Une personne ne sait rien de la vie en dehors de son travail, du football,  de la bière, et toutes ces choses semblent des sujets d’étude. Elle ne peut même pas imaginer que si un jour, tout à coup le lien entre nous se brisait, alors tout cela n’existerait pas: ni ce que nous voyons autour de nous, ni ce que nous avons à la maison! C’est-à-dire, sans le commerce international, les échanges politiques, culturels, ou militaires, peu importe à quel niveau, rien n’existerait.

Tout d’abord, l’éducation intégrale parle du chemin que nous avons traversé au cours de l’évolution, et dans lequel nous étions enfermés. Et aujourd’hui, nous ne sommes pas en mesure de nous ouvrir. Au contraire, l’évolution continue ; chaque jour, des nations et pays, et toutes sortes de civilisations sont liés entre eux de plus en plus étroitement et la seule chose que nous pouvons faire est d’apprendre à exister de manière intégrale.

Mais il est évident que les pays ne savent pas comment faire cela. Nous le remarquons par exemple dans le marché commun, les banques internationales, etc… Ainsi, que peut-on dire au sujet de simples organisations de femmes et d’enfants, et même au sujet des établissements éducatifs où tout le monde tire la «couverture» pour lui-même? Il s’avère que, dans ces organisations culturelles et éducatives, il n’est pas possible d’arriver à quelque chose de commun. Chacun tire vers soi, et chacun pense être plus grand, mieux, et que les autres devraient l’écouter.

Et le plus important est que le système continue à avancer et se ferme, s’unit, et se resserre au niveau de chacune de ses roues dentées, même de la plus petite. Ainsi, tout le monde dépend de l’autre.

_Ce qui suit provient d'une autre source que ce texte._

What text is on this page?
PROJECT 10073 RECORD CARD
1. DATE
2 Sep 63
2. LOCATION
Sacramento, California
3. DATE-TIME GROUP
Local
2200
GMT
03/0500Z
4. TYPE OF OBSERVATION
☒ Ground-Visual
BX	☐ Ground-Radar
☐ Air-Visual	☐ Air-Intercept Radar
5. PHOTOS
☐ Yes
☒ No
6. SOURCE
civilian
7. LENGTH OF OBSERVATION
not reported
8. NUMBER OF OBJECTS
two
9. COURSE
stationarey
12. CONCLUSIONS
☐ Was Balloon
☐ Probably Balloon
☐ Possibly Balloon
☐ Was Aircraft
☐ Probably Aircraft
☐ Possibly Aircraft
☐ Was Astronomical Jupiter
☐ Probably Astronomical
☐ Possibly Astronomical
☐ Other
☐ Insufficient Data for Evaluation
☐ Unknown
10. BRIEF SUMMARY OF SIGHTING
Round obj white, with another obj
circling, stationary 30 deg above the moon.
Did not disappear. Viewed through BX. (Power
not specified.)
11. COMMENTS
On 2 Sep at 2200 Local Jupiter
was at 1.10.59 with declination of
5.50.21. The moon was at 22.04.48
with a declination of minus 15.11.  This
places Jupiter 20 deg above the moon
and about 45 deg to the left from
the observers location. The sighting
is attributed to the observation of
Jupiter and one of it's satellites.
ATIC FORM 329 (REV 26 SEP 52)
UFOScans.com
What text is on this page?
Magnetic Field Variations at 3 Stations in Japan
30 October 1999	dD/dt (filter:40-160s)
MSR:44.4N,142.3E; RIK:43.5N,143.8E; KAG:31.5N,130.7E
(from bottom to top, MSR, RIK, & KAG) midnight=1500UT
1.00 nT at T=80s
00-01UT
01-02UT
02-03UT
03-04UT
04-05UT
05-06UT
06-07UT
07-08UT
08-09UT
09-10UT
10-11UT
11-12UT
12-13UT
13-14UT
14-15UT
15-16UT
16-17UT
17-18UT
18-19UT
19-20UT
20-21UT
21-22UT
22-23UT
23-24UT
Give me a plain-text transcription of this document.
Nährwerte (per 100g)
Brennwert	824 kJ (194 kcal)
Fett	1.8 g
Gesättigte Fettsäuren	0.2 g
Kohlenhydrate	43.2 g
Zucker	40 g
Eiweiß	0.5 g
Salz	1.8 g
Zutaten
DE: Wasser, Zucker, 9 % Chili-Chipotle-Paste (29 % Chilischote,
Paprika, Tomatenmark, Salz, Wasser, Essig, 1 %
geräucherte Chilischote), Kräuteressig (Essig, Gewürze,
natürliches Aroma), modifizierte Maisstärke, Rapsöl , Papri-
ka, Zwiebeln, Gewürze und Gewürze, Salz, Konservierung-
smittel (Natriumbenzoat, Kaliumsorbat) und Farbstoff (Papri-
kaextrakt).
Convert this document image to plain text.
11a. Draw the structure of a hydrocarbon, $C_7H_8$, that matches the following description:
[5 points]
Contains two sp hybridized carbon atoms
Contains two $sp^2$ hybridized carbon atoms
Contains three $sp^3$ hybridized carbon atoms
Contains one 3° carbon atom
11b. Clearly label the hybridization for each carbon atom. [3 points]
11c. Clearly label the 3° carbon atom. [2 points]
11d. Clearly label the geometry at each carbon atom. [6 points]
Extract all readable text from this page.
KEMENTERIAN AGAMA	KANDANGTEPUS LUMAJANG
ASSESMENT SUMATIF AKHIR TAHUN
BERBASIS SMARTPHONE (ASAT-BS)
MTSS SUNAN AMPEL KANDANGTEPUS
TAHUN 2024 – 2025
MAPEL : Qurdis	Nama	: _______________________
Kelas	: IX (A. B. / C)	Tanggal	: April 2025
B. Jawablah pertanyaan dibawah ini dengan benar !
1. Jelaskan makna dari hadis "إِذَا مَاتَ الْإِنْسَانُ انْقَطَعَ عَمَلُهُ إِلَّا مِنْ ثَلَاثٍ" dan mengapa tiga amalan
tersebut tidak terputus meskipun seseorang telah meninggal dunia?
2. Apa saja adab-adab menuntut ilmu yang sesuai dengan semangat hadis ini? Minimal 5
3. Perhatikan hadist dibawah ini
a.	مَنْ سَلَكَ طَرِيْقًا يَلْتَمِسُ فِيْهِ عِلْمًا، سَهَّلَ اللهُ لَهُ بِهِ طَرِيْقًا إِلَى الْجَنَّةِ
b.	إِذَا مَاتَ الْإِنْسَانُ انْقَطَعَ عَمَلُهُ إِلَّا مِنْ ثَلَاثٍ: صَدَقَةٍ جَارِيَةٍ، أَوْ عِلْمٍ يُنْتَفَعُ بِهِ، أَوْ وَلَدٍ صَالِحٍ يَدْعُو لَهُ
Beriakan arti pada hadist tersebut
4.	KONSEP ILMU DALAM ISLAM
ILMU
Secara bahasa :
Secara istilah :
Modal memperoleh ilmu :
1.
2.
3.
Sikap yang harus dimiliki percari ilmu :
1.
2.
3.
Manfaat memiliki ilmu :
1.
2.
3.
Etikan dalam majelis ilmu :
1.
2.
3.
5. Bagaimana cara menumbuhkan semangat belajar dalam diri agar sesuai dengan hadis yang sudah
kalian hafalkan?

Si aujourd’hui vous approchez d’un simple paysan chinois, russe, européen, ou américain, cultivant du riz ou des pommes de terre ou produisant du lait ou de viande, etc…, il vous dirait que l’on doit faire ceci ou cela parce que dans le monde certaines choses se déroulent : L’Argentine produit de la viande, la Chine autre chose, et ainsi de suite.

J’ai souvent rencontré cela. Il n’y a pas longtemps j’étais en Amérique du Sud et du Nord et j’ai parlé avec des gens impliqués dans l’agriculture. Ils ont une prise de conscience énorme sur ce qui se passe dans le monde dans ce domaine et pas seulement dans leur propre région, mais aussi dans des domaines connexes.

Aujourd’hui, un agriculteur qui cultive, disons des poivrons rouges, connaît toutes les nouveautés scientifiques touchant à la culture des poivrons rouges et est pleinement conscient de ce qui se passe dans le monde dans ce domaine. Il s’avère qu’une personne est constamment enfermée et complètement dépendante des autres. Elle sait que si quelque part quelque chose se passait ou que sa récolte était perdue parce que personne n’en a besoin, alors à la fin, elle deviendra elle-même pauvre.

Cela signifie que le sentiment général de dépendance atteint même les plus petites fermes, et dans les années à venir, il atteindra même les gens ordinaires.